Preface to the Tutorials

If you are in a real hurry, jump straight to the three Example Tutorials, but you are encouraged to read the preface below.

The reproducibility of large-scale, complex analyses is one of the paramount problems of bioinformatics. This is a non-trivial engineering problem that must be addressed to perform high quality research. The System for Quality-Assured Data Analysis (SyQADA), a workflow automation system described here, seeks to address reproducibility while imposing the smallest possible learning curve on the user (Keep It Simple Stupid).

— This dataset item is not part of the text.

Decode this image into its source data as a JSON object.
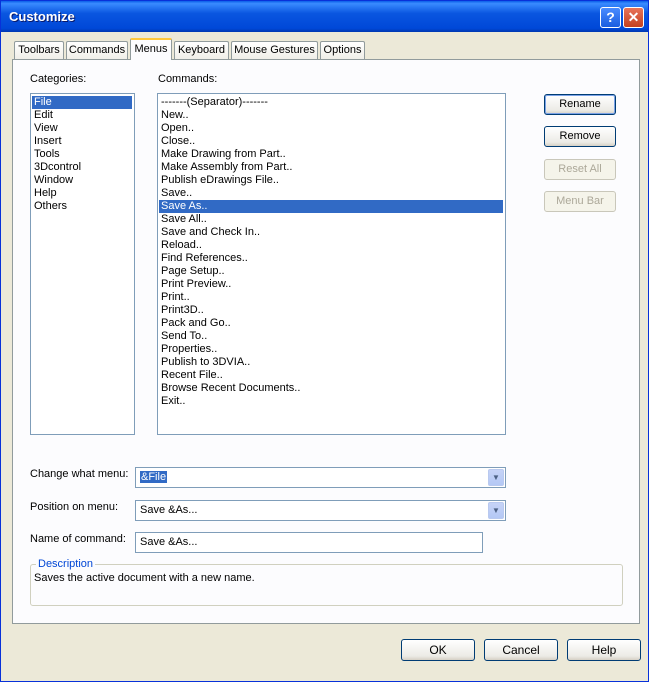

SyQADA can be contrasted with most other workflow systems because its only dependencies are a unix operating system providing the bash shell and a standard installation of python 3.

A SyQADA workflow is simply a list of task definitions. To create new workflows, a user must write a bash script template that uses a simple syntax for specifying parameters that will be substituted with input and output filenames, sample names, and other values that can vary with each invocation of the script. However, SyQADA comes bundled with common next-generation sequencing (NGS) analysis pipelines including those for sequencing alignment, coverage profiling, variant calling, mutation detection, copy number profiling and variant annotation/reporting.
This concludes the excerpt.